Après avoir dressé un panorama des financements européens au service des territoires, nous mettons en évidence les principaux éléments de la « nouvelle donne » liée au futur cadre financier pluriannuel, avant de mettre en évidence le rôle croissant des investisseurs publics de long terme nationaux au service d'une Europe des territoires.

Les financements européens jouent un rôle important dans le financement de l'économie locale et des territoires, qu'ils proviennent de la Politique régionale ou de programmes gérés par la Commission européenne.

Or, au niveau européen, comme le montrent les échanges en cours sur le futur cadre financier pluriannuel, l'équation budgétaire est de plus en plus complexe à résoudre – avec, d'un côté, des ressources en attrition (déficits publics, Brexit, etc.) et, d'un autre côté, des besoins en forte croissance (enjeux climatiques, migratoires, stratégiques, etc.). Dans ce contexte, une « nouvelle donne » émerge pour les financements européens au service des territoires dans les prochaines années : en termes de priorités, de modes d'interventions et d'interlocuteurs. Cette nouvelle donne devrait renforcer l'Europe des territoires, en rendant possible une distribution des financements européens au plus près des besoins locaux.

Après avoir dressé un panorama des financements européens au service des territoires, nous présentons les principaux éléments de la « nouvelle donne » liée au futur cadre financier pluriannuel avant de mettre en évidence le rôle croissant des investisseurs publics de long terme nationaux au service d'une Europe des territoires.

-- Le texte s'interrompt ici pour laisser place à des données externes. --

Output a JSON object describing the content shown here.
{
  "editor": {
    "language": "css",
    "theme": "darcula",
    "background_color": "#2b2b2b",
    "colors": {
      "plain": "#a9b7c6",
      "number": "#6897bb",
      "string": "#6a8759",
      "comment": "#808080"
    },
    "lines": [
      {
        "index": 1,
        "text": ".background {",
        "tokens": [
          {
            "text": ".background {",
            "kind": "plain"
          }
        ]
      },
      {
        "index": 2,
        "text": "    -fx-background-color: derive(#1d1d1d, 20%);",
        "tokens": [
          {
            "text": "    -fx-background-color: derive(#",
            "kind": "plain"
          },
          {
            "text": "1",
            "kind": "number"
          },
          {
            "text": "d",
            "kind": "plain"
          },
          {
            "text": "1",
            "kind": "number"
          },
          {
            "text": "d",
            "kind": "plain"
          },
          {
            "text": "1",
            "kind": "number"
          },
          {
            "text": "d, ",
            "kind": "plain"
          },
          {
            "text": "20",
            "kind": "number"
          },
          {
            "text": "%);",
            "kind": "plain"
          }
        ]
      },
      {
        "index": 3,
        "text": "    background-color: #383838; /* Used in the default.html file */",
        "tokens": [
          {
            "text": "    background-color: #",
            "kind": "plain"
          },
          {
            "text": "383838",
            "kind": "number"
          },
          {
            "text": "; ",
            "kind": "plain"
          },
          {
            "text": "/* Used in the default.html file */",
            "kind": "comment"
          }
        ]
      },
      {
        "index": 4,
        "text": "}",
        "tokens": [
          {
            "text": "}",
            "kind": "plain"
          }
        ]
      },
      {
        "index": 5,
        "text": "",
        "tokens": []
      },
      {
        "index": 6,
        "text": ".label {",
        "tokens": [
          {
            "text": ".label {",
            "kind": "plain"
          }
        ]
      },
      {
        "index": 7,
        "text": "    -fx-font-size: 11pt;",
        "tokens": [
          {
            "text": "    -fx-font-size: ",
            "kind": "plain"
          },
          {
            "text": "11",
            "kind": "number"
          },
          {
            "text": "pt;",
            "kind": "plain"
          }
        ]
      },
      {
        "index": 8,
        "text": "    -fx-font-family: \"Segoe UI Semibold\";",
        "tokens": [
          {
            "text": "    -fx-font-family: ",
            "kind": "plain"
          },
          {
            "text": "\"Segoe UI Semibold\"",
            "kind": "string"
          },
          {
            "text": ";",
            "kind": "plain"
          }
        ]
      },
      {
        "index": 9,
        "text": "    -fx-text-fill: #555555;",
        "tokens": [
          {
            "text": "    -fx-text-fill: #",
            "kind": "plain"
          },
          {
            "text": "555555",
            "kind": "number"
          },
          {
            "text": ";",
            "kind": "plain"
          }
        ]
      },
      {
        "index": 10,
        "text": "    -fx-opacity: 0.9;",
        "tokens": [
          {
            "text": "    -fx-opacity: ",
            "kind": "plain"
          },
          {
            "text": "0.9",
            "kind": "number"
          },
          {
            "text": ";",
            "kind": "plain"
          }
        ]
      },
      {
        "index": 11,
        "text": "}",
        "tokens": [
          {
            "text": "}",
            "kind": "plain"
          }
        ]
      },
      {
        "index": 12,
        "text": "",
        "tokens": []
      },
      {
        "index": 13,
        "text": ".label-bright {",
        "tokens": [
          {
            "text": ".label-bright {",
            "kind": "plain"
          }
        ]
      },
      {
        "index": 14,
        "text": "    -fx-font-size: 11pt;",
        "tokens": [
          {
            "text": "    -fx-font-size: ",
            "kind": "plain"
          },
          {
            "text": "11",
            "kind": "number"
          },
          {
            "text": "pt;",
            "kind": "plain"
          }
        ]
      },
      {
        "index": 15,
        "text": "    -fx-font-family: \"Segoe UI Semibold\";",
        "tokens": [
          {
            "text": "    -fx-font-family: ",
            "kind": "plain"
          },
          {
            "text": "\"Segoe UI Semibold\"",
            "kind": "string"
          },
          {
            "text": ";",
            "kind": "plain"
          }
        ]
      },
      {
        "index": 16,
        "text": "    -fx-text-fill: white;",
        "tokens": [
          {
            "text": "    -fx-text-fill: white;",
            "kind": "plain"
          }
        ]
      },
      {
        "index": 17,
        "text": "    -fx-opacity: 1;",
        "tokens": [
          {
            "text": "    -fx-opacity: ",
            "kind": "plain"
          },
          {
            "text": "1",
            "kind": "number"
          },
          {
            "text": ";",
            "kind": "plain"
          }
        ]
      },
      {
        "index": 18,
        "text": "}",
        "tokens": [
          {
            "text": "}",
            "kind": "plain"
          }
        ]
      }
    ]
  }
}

Panorama des financements européens au service des territoires

Panorama d'ensemble

Les territoires bénéficient de différentes sources de financement européen qui obéissent à des objectifs et à des modes d'intervention variés.

Au premier rang de ces financements figurent les fonds de la Politique régionale européenne (les fonds européens structurels et d'investissement, FESI) qui vise à assurer la cohésion économique, sociale et territoriale de l'Union européenne (UE)1 : FEDER (Fonds européen de développement régional et économique), FSE (Fonds social européen), FEADER (Fonds européen agricole pour le développement rural), FEAMP (Fonds européen pour les affaires maritimes et la pêche), IEJ (Initiative pour l'emploi des jeunes), Fonds de cohésion. Ces fonds reposent sur un mode de gestion déléguée aux États membres (gestion partagée), ces États membres pouvant eux-mêmes décider de déléguer tout ou partie de cette gestion à des autorités locales. Ils supposent également une part de cofinancement national qui dépend du niveau de développement de la région considérée2.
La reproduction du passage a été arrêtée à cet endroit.